Give Grammar a Theme
One aspect of teaching grammar that I’ve come to love is how easy it is to incorporate grammatical review into different holiday-themed lessons and activities. Review parts of speech with a Halloween Mad Lib. Have students correct punctuation errors in well-known love song lyrics for Valentine’s Day. The possibilities are endless, and although they may accuse you of being corny, they’ll secretly love it.
Grammar Task Cards
Grammar task cards are an effective strategy for the hands-on learners in your classroom. Task cards can be a combination of mentor sentences, prompts, and more. Although I’ve always printed out and laminated my grammar task cards in the past, I’ve recently started creating paperless versions that work well for the remote classroom in addition to in-person learning.
|grammar task cards
Grammar Escape Rooms
The necessity for social distancing somewhat restricts the use of traditional escape rooms in the classroom, but don’t let that stop you. You can easily create digital grammar escape rooms as a way to informally assess students’ learning, foster group collaboration, and incorporate some fun into your grammar routine. Many virtual grammar escape rooms, like this digital Parts of Speech review, use G-Suite tools like Google Forms, Slides, and Docs to guide students through the process. For those who want a more hands-on approach, I also have a traditional Parts of Speech Escape Room.
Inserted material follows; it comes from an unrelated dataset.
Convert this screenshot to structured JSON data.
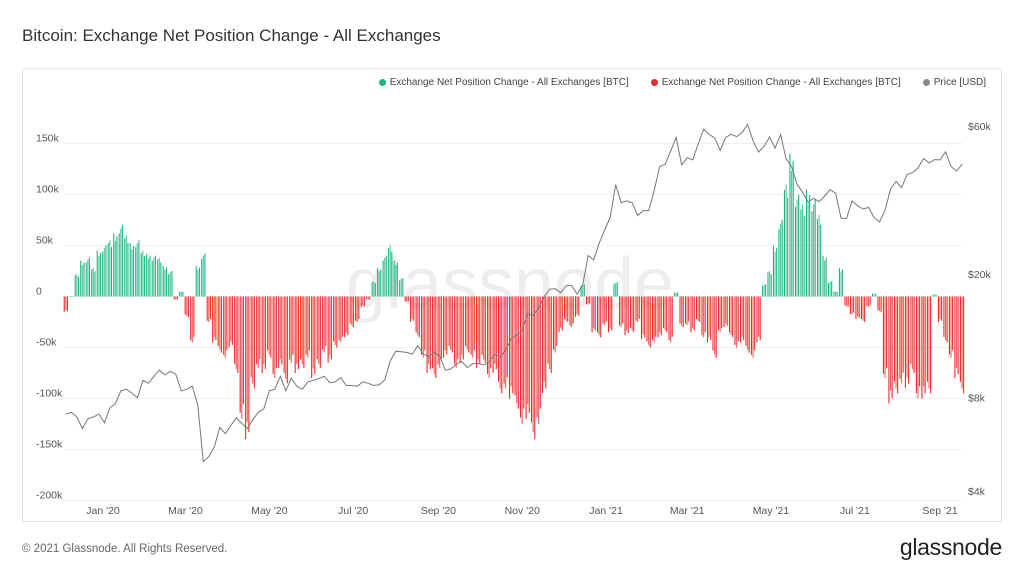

Once I’ve become confident that my students have mastered the grammatical concept we’ve been studying, I often like to take time for some fun grammar review games. These activities can be very low-prep, like creating 10-15 questions and either inserting them into Google Slides for a quick game of grammar basketball or upping the competitive factor with a friendly round of Quizizz. Regardless of which game we play, I always like to personalize the sentences and examples to make them about my current students. That extra effort doesn’t go unnoticed.
Daily Bell Ringers
Grammar bell ringers are a great way to provide your students with small, digestible bites of content in the first 5—10 of class each day. As teachers, we all know how difficult it is to fit everything in over the course of a school year, which is why bell ringers are so valuable. They’re a helpful method for combining grammatical concepts with material you’re currently working on. If you want to take the prep off your plate, give my full year of sentence combining bell ringers a try.
Teaching grammar in the secondary ELA classroom may not always be an overwhelming hit with your students, but your positive attitude and creativity can make teaching (and learning) grammar fun and engaging.